A obra intitulada Memórias, que contém 97 páginas, é composta por 26
narrativas, 02 de professores, 22 de professoras e 02 de funcionárias da
unidade escolar, o que atribui à obra uma característica de coletividade,
revelando como o tipo de relação entre os colaboradores oportuniza a troca
de experiências e o enriquecimento intelectual.
Para Bruner (2001, p. 119), “uma das primeiras e mais naturais formas
pela qual organizamos nossa experiência e nosso conhecimento é em termos
de narrativas”. Desse modo, a obra permite a divulgação de algumas
passagens de vida e profissão de professores e funcionários de forma que
tais fatos provocassem reflexões acerca da práxis pedagógica.
As narrativas foram utilizadas como estratégias que permitiram
compartilhar experiências e fomentar reflexões, tanto aos narradores quanto
aos leitores, por meio de uma abordagem de temas diversos, relacionados ao
cotidiano da prática docente e dos demais profissionais da educação que
auxiliam a compreensão sobre tais temas trazem à baila a importância dos
episódios nas vidas dos professores que, deixaram ali lembranças de suas
vidas, experiências vividas durante a infância, adolescência, juventude e vida
adulta, narrações que representam diversos espaços como cultural, social e
temporal e
O objetivo da produção do livro Memórias foi o de socializar experiências e
episódios da prática docente e profissional vivenciadas pelos professores e
funcionários.
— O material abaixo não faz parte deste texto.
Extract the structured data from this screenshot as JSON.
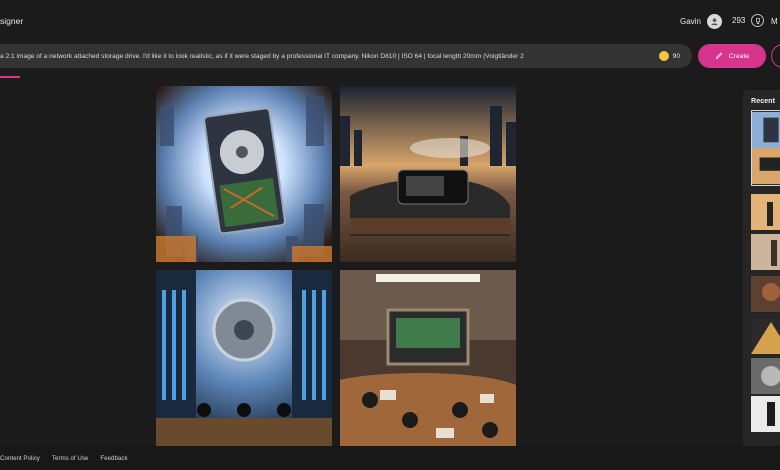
{
  "header": {
    "brand": "signer",
    "user_name": "Gavin",
    "points": "293",
    "menu_initial": "M"
  },
  "prompt": {
    "text": "a 2:1 image of a network attached storage drive. I'd like it to look realistic, as if it were staged by a professional IT company.  Nikon D810 | ISO 64 | focal length 20mm (Voigtländer 2",
    "boosts": "90",
    "create_label": "Create"
  },
  "recent": {
    "title": "Recent"
  },
  "footer": {
    "links": [
      "Content Policy",
      "Terms of Use",
      "Feedback"
    ]
  },
  "colors": {
    "accent": "#d6348d",
    "background": "#1b1b1b",
    "coin": "#f4c34a"
  },
  "icons": [
    "user-icon",
    "trophy-icon",
    "coin-icon",
    "create-icon"
  ]
}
Tal atividade, no entanto, desenvolveu-se de forma que as
narrativas da maioria dos professores não apresentassem suporte teórico
que ajudam a compreender o hoje a partir da compreensão do
passado. Os relatos tratam do cotidiano de vidas familiar e profissional,
experiências no trabalho, com diferentes modalidades de ensino. Dessa
forma, explica Benjamim (1994, p.201) que: “O narrador retira da experiência
o que ele conta: sua própria experiência ou a relatada pelos outros. E
incorpora as coisas narradas a experiências dos seus ouvintes”.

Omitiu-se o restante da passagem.